Niki de Saint Phalle: Les Nanas au pouvoir
Il en va, chez Niki de Saint Phalle, d’une stratégie de l’occupation. A partir d’un centre assigné, une force expansive se propage de sorte à venir recouvrir toutes les surfaces alentour. D’une vitalité aveugle,sa progression incorpore sur son passage les corps étrangers tout autant qu’elle dissout les réalités séparées. Accordées à sa danse frénétique, les frontières se font serpentines et les dualismes entrent à leur tour dans la transe.
La manifestation visuelle du système joyeusement proliférant de l’artiste nous est déjà familière. Ses tropes formels participent de la mémoire collective tout autant qu’ils sont intégrés au paysage ordinaire. Pour la plupart, la franco-américaine Niki de Saint Phalle, née en 1930 à Neuilly-sur-Seine et disparue à San Diego en 2002, se confond avec ses avatars, ces Nanas qu’elle aura lancées de par le monde et qui, depuis, semblent continuer de s’auto-générer sans fin.

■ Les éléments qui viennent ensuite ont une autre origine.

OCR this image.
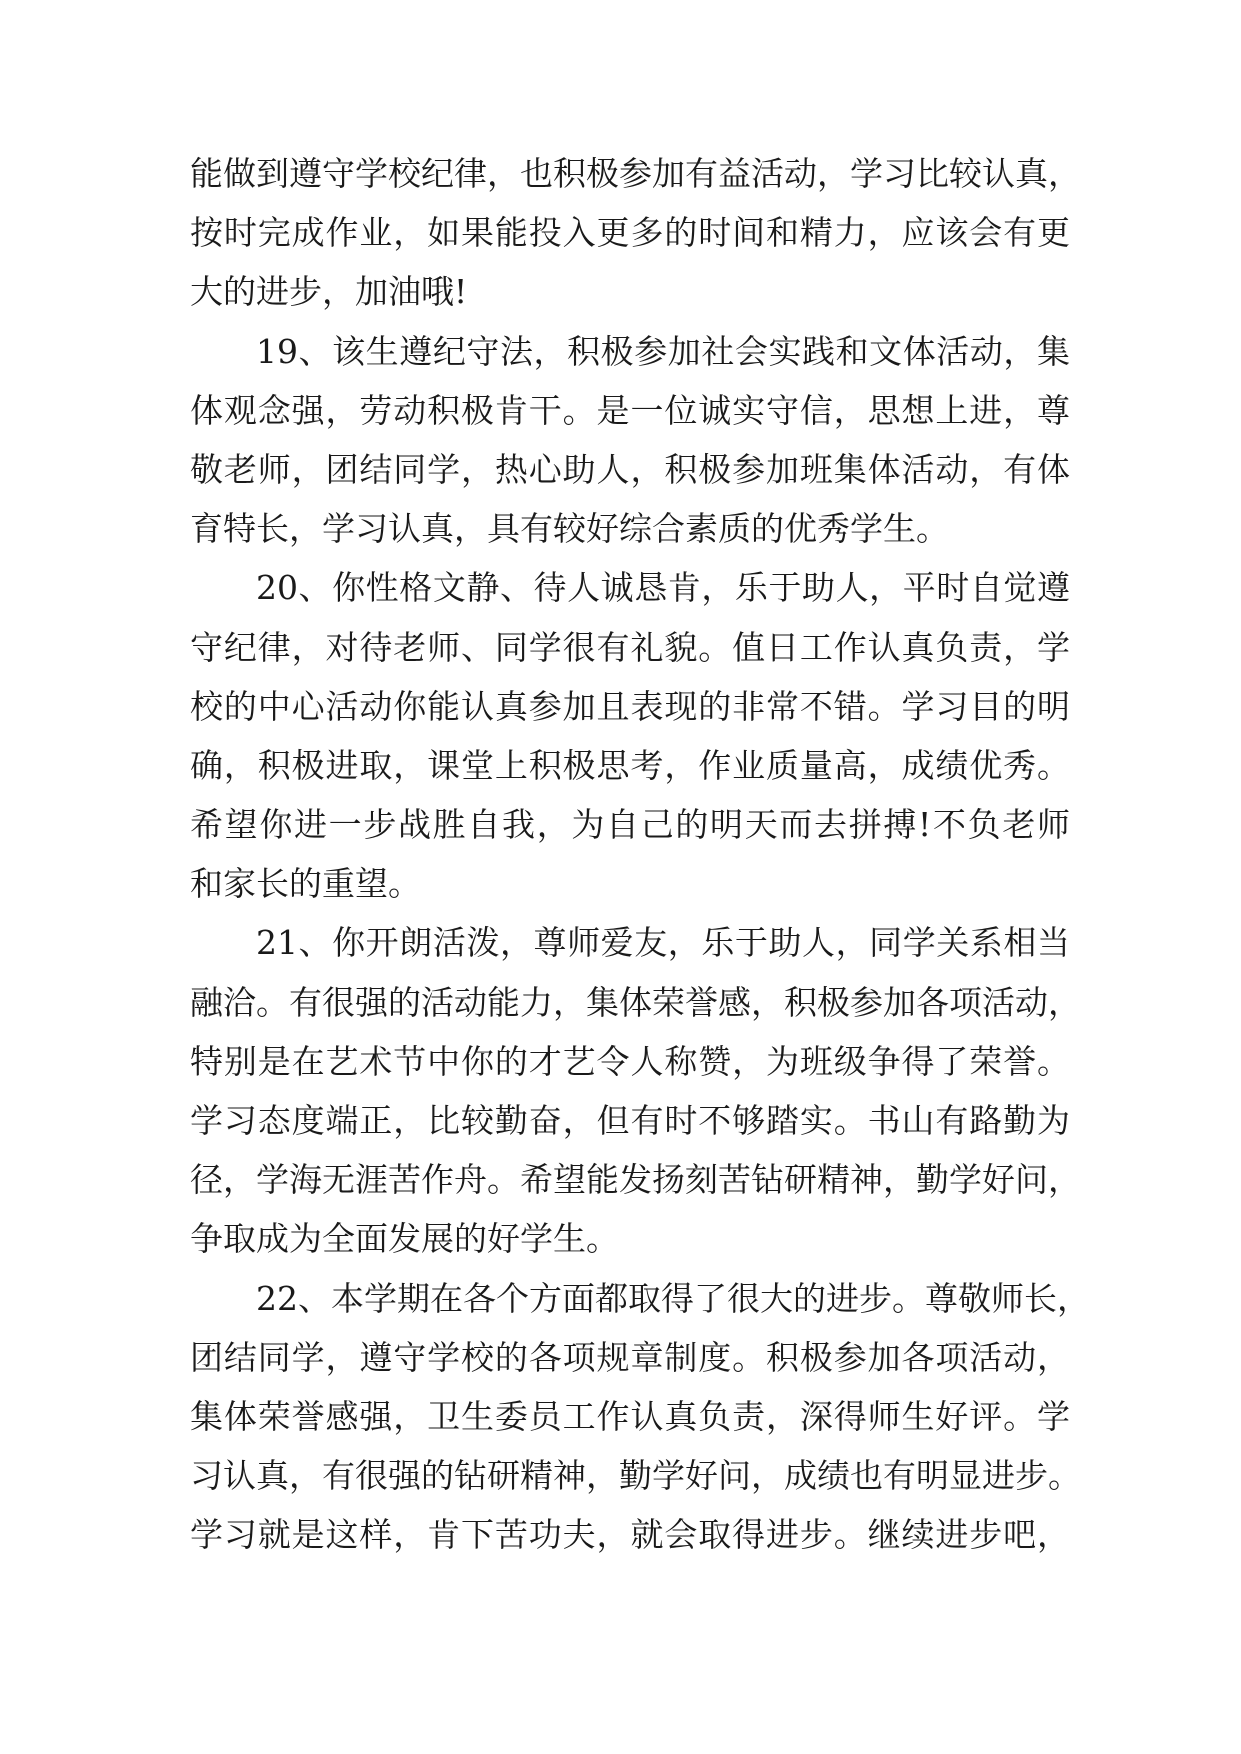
能做到遵守学校纪律，也积极参加有益活动，学习比较认真，
按时完成作业，如果能投入更多的时间和精力，应该会有更
大的进步，加油哦!
19、该生遵纪守法，积极参加社会实践和文体活动，集
体观念强，劳动积极肯干。是一位诚实守信，思想上进，尊
敬老师，团结同学，热心助人，积极参加班集体活动，有体
育特长，学习认真，具有较好综合素质的优秀学生。
20、你性格文静、待人诚恳肯，乐于助人，平时自觉遵
守纪律，对待老师、同学很有礼貌。值日工作认真负责，学
校的中心活动你能认真参加且表现的非常不错。学习目的明
确，积极进取，课堂上积极思考，作业质量高，成绩优秀。
希望你进一步战胜自我，为自己的明天而去拼搏!不负老师
和家长的重望。
21、你开朗活泼，尊师爱友，乐于助人，同学关系相当
融洽。有很强的活动能力，集体荣誉感，积极参加各项活动，
特别是在艺术节中你的才艺令人称赞，为班级争得了荣誉。
学习态度端正，比较勤奋，但有时不够踏实。书山有路勤为
径，学海无涯苦作舟。希望能发扬刻苦钻研精神，勤学好问，
争取成为全面发展的好学生。
22、本学期在各个方面都取得了很大的进步。尊敬师长，
团结同学，遵守学校的各项规章制度。积极参加各项活动，
集体荣誉感强，卫生委员工作认真负责，深得师生好评。学
习认真，有很强的钻研精神，勤学好问，成绩也有明显进步。
学习就是这样，肯下苦功夫，就会取得进步。继续进步吧，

Les Nanas, qui apparaissent dans le travail de l’artiste en 1965, exacerbent la chair tout autant qu’elles l’annulent. Une tête en pointe d’épingle surmonte un corps s’élevant dans les airs, librement tracé à la manière d’une esquisse à main levée. Les « Nanas » prennent l’espace tout autant que leurs aises, robustes plutôt que voluptueuses, enfantines plutôt que sexualisées – femmes-volume, femmesprésence. Et en même temps, elles ont la légèreté bigarrée d’un signe, masquant leur corporalité derrière des atours de motifs et de couleurs, de fleurs et de coeurs – femmes-arabesque, femmesarmure.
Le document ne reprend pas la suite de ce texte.